Open Roads
Two days ago, I finally managed to overcome the fear of something that has been plaguing me for some time now. It has been 10 months since I started driving, and although in the presence of other passengers in my car, I was completely comfortable driving on the freeway, I was terrified to do so alone. Perhaps stories of the types of accidents that occur led to this fear, or simply the fact that in Los Angeles, people drive as though their foot is glued to the accelerator. But for a very long time, I would carefully avoid the 'endless' roads if my presence was required at a place other than my office, a grocery store or at the airport.
I had no idea what I had been missing.
The feeling of exhileration that traveling with little or no constraints affords is indescribable. For the first time in my life, I actually felt like I had the freedom to just keep going on and on. I might have had a destination, but I had forgotten it. I felt as though the wheels of my car were barely touching the ground, and that if I went any faster, it would turn into a plane and take off into the sky.
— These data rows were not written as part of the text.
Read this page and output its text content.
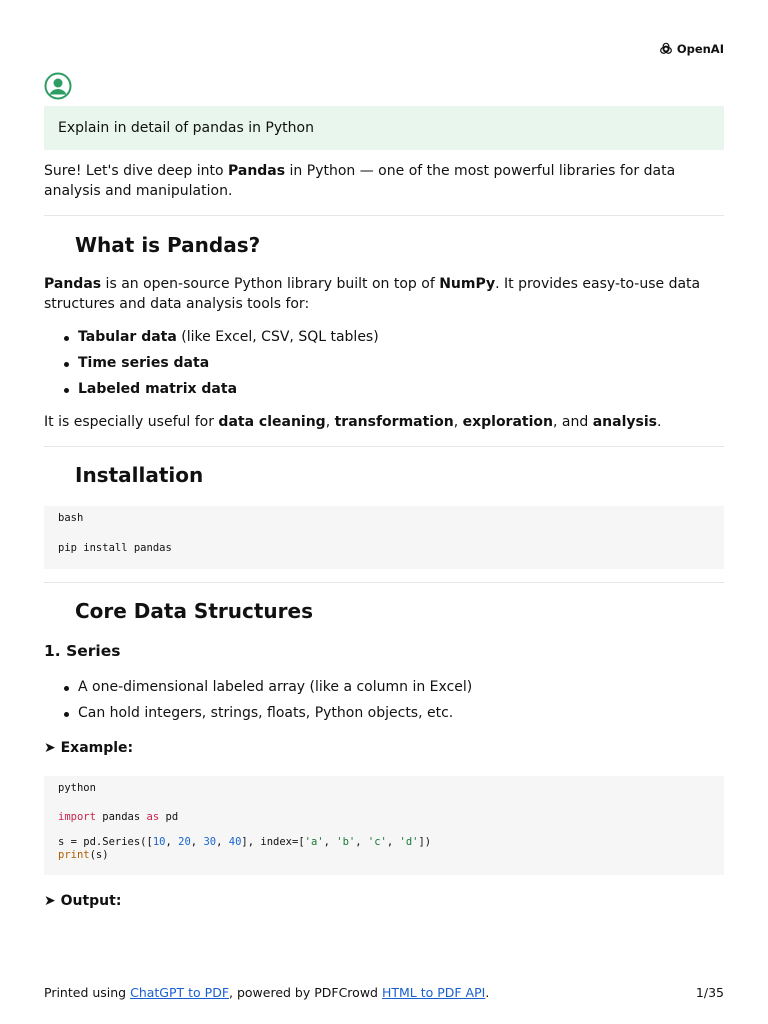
OpenAI
Explain in detail of pandas in Python

Sure! Let's dive deep into Pandas in Python — one of the most powerful libraries for data analysis and manipulation.

What is Pandas?

Pandas is an open-source Python library built on top of NumPy. It provides easy-to-use data structures and data analysis tools for:

Tabular data (like Excel, CSV, SQL tables)
Time series data
Labeled matrix data

It is especially useful for data cleaning, transformation, exploration, and analysis.

Installation
bash
pip install pandas
Core Data Structures
1. Series
A one-dimensional labeled array (like a column in Excel)
Can hold integers, strings, floats, Python objects, etc.
➤ Example:
python
import pandas as pd
s = pd.Series([10, 20, 30, 40], index=['a', 'b', 'c', 'd'])
print(s)
➤ Output:
Printed using ChatGPT to PDF, powered by PDFCrowd HTML to PDF API.	1/35
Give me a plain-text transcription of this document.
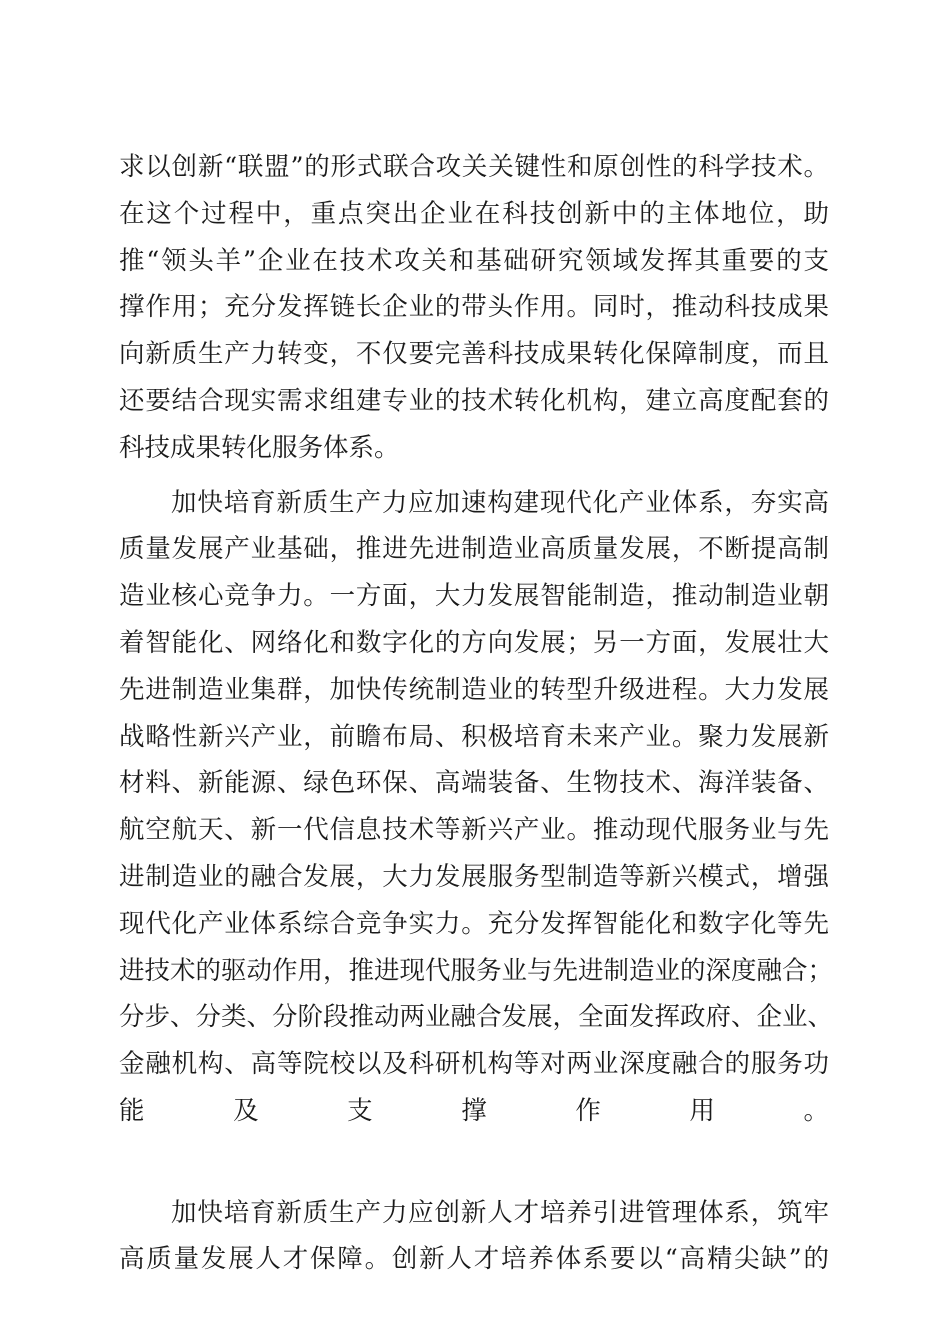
求以创新“联盟”的形式联合攻关关键性和原创性的科学技术。
在这个过程中，重点突出企业在科技创新中的主体地位，助
推“领头羊”企业在技术攻关和基础研究领域发挥其重要的支
撑作用；充分发挥链长企业的带头作用。同时，推动科技成果
向新质生产力转变，不仅要完善科技成果转化保障制度，而且
还要结合现实需求组建专业的技术转化机构，建立高度配套的
科技成果转化服务体系。
加快培育新质生产力应加速构建现代化产业体系，夯实高
质量发展产业基础，推进先进制造业高质量发展，不断提高制
造业核心竞争力。一方面，大力发展智能制造，推动制造业朝
着智能化、网络化和数字化的方向发展；另一方面，发展壮大
先进制造业集群，加快传统制造业的转型升级进程。大力发展
战略性新兴产业，前瞻布局、积极培育未来产业。聚力发展新
材料、新能源、绿色环保、高端装备、生物技术、海洋装备、
航空航天、新一代信息技术等新兴产业。推动现代服务业与先
进制造业的融合发展，大力发展服务型制造等新兴模式，增强
现代化产业体系综合竞争实力。充分发挥智能化和数字化等先
进技术的驱动作用，推进现代服务业与先进制造业的深度融合；
分步、分类、分阶段推动两业融合发展，全面发挥政府、企业、
金融机构、高等院校以及科研机构等对两业深度融合的服务功
能及支撑作用。
加快培育新质生产力应创新人才培养引进管理体系，筑牢
高质量发展人才保障。创新人才培养体系要以“高精尖缺”的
The fear was still there, of course. But it had mutated into a sort of thrill, as though it had been laced with excitement. I doubt it will be replaced by a sense of "been-there-done-that" or become a habit any time soon.
My white chariot flies like the wind, and I see rivers and mountains and open skies ahead of me. My hair stands on end, my heart beats rapidly. The world is my canvas, adventure my brush, excitement my colour and humanity my frame.